O nível dos candidatos, que oscilam entre 20 e 30 anos, é impressionante. Wolfgang Boettcher, um dos membros do prestigiosíssimo júri comentou em entrevista que quando começou sua carreira, nos anos 50, não se tocava assim. É, como no esporte, o progresso da técnica e da acessibilidade aos instrumentos  de grande qualidade, assim como a maturidade e facilidade de aprendizado cada dia maior graças aos meios de comunicação e de transporte, que levam a informação e as pessoas aos quatro cantos do mundo, aos grandes conservatórios e aos grandes mestres.

Por falar no júri, não invejo sua tarefa. Eu, em casa, do conforto da minha poltrona, posso ouvir com calma, ao vivo e em replay, e julgar com a tranquilidade de quem não tem responsabilidade alguma! De qualquer forma, a subjetividade nesse tipo de concurso é altíssima, acaba sendo uma questão de gosto e de convicção pessoal, de uma maior afinidade com determinada interpretação e estilo. Acho que  o aspecto visual também tem grande influência e quase preferiria o sistema habitual em audições para orquestra, em que o candidato toca detrás de uma cortina. Mas confiemos em que os jurados, diferentemente de nós simples mortais,  não se deixem afetar por certas atitudes ou vestimentas – a tentação , no entanto, deve ser grande!

É claro que já tenho meus prediletos. Um deles, um jovem russo, caiu, para minha surpresa, já na primeira fase. Agora, uma moça coreana de quem havia gostado muito não me convenceu tanto na segunda fase. O repertório é composto de peças obrigatórias, na primeira fase dois movimentos de uma Suite de Bach, obviamente – é o Vade Mecum do violoncelista que revela muito da capacidade técnica e da maturidade do instrumentista – e de peças de livre escolha. Todos têm que tocar o Pezzo Capriccioso de Tchaikovsky, patrono do evento, obra  de extremo virtuosismo, onde se diferenciam os acrobatas dos músicos. Na segunda fase, são sonatas para violoncelo e piano e um dos dois concertos de Haydn, igualmente cavalos de batalha para o nosso instrumento.

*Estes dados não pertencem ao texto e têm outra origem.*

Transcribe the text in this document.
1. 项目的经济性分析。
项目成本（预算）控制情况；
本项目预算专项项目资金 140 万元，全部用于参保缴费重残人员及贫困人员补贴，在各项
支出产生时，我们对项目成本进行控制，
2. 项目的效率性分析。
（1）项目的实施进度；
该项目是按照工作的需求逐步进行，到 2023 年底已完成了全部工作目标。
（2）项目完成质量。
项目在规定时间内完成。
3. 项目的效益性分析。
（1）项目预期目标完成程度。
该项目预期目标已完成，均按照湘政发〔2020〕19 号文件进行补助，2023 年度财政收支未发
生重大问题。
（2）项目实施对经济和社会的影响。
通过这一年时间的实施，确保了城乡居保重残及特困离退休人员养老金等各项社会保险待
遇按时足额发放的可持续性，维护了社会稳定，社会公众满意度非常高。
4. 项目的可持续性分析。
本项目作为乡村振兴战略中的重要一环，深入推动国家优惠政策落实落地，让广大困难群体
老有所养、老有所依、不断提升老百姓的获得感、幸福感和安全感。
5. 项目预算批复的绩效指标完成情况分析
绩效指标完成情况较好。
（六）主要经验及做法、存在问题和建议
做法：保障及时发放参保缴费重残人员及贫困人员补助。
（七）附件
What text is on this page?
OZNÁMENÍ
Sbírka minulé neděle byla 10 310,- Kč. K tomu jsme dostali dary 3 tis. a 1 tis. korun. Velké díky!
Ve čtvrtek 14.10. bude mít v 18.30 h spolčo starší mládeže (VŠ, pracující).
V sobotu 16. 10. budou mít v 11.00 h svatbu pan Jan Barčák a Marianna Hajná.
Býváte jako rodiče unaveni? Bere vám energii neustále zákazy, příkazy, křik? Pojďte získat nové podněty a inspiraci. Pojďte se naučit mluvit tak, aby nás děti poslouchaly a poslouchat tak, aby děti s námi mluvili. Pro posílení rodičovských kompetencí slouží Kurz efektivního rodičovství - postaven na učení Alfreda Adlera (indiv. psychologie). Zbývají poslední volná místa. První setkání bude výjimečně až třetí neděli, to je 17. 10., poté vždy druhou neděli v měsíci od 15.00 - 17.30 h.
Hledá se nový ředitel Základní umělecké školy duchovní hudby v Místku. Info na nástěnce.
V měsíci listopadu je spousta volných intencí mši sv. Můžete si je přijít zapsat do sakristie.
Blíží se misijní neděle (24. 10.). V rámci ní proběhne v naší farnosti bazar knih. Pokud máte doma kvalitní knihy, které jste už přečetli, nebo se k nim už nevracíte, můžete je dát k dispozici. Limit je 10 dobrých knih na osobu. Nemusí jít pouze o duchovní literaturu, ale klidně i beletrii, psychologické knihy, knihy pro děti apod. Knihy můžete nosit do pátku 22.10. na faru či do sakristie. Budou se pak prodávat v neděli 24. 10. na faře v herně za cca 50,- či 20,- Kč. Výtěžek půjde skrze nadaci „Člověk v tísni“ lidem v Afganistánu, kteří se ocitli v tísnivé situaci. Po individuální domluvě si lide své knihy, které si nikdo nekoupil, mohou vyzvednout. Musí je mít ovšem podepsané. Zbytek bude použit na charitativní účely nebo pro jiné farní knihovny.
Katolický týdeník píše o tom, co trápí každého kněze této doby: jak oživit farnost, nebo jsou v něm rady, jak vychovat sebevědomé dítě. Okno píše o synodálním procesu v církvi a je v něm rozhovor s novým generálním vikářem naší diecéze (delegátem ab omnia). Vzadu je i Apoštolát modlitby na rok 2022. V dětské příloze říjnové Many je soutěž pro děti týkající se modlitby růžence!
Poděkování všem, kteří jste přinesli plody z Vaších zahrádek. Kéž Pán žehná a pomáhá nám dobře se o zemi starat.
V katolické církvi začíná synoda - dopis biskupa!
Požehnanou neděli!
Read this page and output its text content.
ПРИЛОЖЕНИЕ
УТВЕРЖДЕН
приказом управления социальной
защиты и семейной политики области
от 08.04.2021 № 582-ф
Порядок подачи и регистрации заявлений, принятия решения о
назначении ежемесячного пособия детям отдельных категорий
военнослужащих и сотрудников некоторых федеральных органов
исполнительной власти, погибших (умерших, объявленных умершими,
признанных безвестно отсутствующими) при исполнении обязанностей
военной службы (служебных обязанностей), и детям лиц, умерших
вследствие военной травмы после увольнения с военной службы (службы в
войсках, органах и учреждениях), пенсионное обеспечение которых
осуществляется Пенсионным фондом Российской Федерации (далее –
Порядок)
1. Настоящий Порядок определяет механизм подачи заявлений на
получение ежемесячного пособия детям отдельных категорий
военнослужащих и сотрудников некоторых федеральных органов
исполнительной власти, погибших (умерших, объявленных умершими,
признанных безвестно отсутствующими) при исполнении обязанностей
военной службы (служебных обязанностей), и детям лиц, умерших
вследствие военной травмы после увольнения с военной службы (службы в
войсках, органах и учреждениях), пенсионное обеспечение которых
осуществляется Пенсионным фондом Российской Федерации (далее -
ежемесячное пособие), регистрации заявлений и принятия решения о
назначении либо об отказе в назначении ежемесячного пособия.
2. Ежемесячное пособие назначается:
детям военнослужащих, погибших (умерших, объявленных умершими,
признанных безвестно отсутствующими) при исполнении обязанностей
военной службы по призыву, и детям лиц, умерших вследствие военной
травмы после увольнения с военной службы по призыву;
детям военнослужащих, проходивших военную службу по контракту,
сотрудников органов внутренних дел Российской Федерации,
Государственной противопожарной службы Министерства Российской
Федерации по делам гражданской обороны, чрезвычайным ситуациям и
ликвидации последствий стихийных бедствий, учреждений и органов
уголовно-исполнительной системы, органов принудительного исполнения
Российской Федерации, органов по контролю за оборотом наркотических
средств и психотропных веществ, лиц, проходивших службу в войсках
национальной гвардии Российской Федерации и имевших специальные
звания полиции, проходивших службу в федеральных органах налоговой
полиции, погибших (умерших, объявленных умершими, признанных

Na semana que vem, saberemos quem, como nosso compatriota Antonio Meneses, vencedor em 1982, verá as portas das grandes salas do mundo se abrirem para sua arte. Poderemos concordar ou discordar, mas o veredito é inapelável. A discussão e a frustração são parte da graça e da paixão ligadas a esse tipo de evento, que tem, é verdade, muitos detratores. Confesso que não sou desse time e que continuo na torcida!